Compartmentalized Primary Murine Neuron Culture Using Plastic Microfluidic Chips

Take a plastic microfluidic chip comprising somatic reservoirs and compartments, as well as axonal reservoirs and compartments, connected by microgrooves.

Add a pre-coating solution to saturate the compartments and grooves, preventing air bubble entrapment.

Aspirate the solution, leaving the main compartments filled. Wash with buffer.

Coat the wells with a synthetic polymer that facilitates neuronal adhesion. Wash with buffer and add culture media to prevent the chip from drying.

To seed a suspension of rat hippocampal neurons, aspirate the media.

Load the suspension into the somatic reservoirs. The neurons enter and attach to the somatic compartment.

Add neuronal culture media to the wells and incubate. Growth factors present in the media facilitate neuronal growth.

Gradually, the neurons extend their axons, which grow into the axonal compartment through the microgrooves.

The narrowness of the grooves prevents the entry of neuronal cell bodies, ensuring the physical separation of somatic and axonal regions.

To begin, place a sterile multicompartment chip into a Petri dish. Add 100 microliters of a precoating solution to the upper left well of the chip, and allow it to flow through the main channel into the adjoining well. Next, fill the lower left well of the chip with 100 microliters of the precoating solution.

This time, wait five minutes to allow the solution to flow through the microgrooves. Now, add 100 microliters of the precoating solution to the upper right well, and allow it to flow through the main channel into the adjoining well. After 90 seconds, fill the lower right well with 100 microliters of the precoating solution, and incubate the chip for 10 minutes.
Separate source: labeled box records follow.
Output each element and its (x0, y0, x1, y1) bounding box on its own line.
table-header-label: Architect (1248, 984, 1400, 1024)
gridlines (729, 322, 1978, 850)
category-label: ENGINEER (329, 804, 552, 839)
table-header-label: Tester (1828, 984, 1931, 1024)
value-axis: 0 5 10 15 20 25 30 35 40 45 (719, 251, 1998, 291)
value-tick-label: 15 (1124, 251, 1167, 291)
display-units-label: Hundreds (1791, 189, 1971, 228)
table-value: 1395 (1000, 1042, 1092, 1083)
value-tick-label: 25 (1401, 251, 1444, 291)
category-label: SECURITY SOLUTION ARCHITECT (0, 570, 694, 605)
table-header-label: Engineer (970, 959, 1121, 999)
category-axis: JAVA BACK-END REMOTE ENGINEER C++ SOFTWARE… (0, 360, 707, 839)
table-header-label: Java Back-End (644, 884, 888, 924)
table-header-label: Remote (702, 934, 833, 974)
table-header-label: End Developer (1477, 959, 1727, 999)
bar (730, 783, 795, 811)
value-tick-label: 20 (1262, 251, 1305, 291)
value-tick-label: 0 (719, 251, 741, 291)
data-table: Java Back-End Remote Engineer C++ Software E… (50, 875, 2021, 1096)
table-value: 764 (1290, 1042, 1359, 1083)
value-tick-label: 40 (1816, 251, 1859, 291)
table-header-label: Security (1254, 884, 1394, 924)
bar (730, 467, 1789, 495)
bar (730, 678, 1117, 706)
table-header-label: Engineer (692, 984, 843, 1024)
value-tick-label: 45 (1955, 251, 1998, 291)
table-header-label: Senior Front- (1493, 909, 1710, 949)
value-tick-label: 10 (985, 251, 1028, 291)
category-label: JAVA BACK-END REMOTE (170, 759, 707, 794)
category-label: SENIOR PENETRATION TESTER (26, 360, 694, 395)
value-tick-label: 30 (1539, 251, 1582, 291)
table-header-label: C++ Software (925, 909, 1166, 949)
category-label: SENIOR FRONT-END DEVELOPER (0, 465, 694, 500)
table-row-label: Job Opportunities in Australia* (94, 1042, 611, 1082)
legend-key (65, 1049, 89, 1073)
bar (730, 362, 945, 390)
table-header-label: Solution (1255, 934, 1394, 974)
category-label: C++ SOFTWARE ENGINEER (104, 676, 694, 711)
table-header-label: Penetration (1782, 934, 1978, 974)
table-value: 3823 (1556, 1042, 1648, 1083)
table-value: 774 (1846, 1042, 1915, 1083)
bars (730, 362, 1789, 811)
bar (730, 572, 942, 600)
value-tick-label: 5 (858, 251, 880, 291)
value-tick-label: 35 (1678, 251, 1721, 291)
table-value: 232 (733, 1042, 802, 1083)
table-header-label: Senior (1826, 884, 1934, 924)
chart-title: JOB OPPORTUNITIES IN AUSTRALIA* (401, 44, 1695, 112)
Carefully angle the pipette tip away from the main channel and aspirate the solution from each well. Then, immediately add 150 microliters of PBS to the upper left well and wait 1.5 minutes. Next, add 150 microliters of PBS to the lower left well, and wait five minutes to allow the liquid to flow through the microgrooves.

Then, add 150 microliters of PBS to the upper right and lower right wells in that order. After 10 minutes, again, aspirate the PBS and repeat the wash steps a second time. Following the second wash aspirate the PBS the wells as before by angling the pipette tip away from the channel opening.

Then, add 100 microliters of 0.5 mgs per ml poly-D-lysine solution to the upper left well of the chip. Wait 1 and 1/2 minutes and then, fill the lower left well with 100 microliters of the poly-D-lysine solution. Repeat this process on the right half of the chip. Close the Petri dish, then place the chip in an incubator at 37 degrees Celsius for one hour.

After incubation, rinse the chip twice with PBS as previously described. Next, aspirate the PBS from the device. Immediately, add 100 microliters of cell culture media to the upper left well of the chip. After 1 and 1/2 minutes, add media to the lower left well.

Wait five minutes to allow media to flow through the microgrooves, and then repeat the filling process on the right side of the chip. Prepare a cell suspension of dissociated rat hippocampal neurons according to established protocols. Remove the majority of media in each well of the chip, but leave the channels filled.

Next immediately load 5 microliters of the cell suspension into the upper right well and another 5 microliters of cell suspension in the lower right well. When loading the cells, point the tip of the pipette towards the main channel. After loading the cells, transfer the chip to a microscope stage to make sure that the neurons are in the main channel.

After waiting 5 minutes for the cells to attach, add approximately 150 microliters of neuronal culture media to each of the upper and lower right wells. Then, add 150 microliters of media to each of the upper and lower left wells. Cover the Petri dish, and place the chip in a humidified tray in a 5% carbon dioxide 37 degrees Celsius incubator.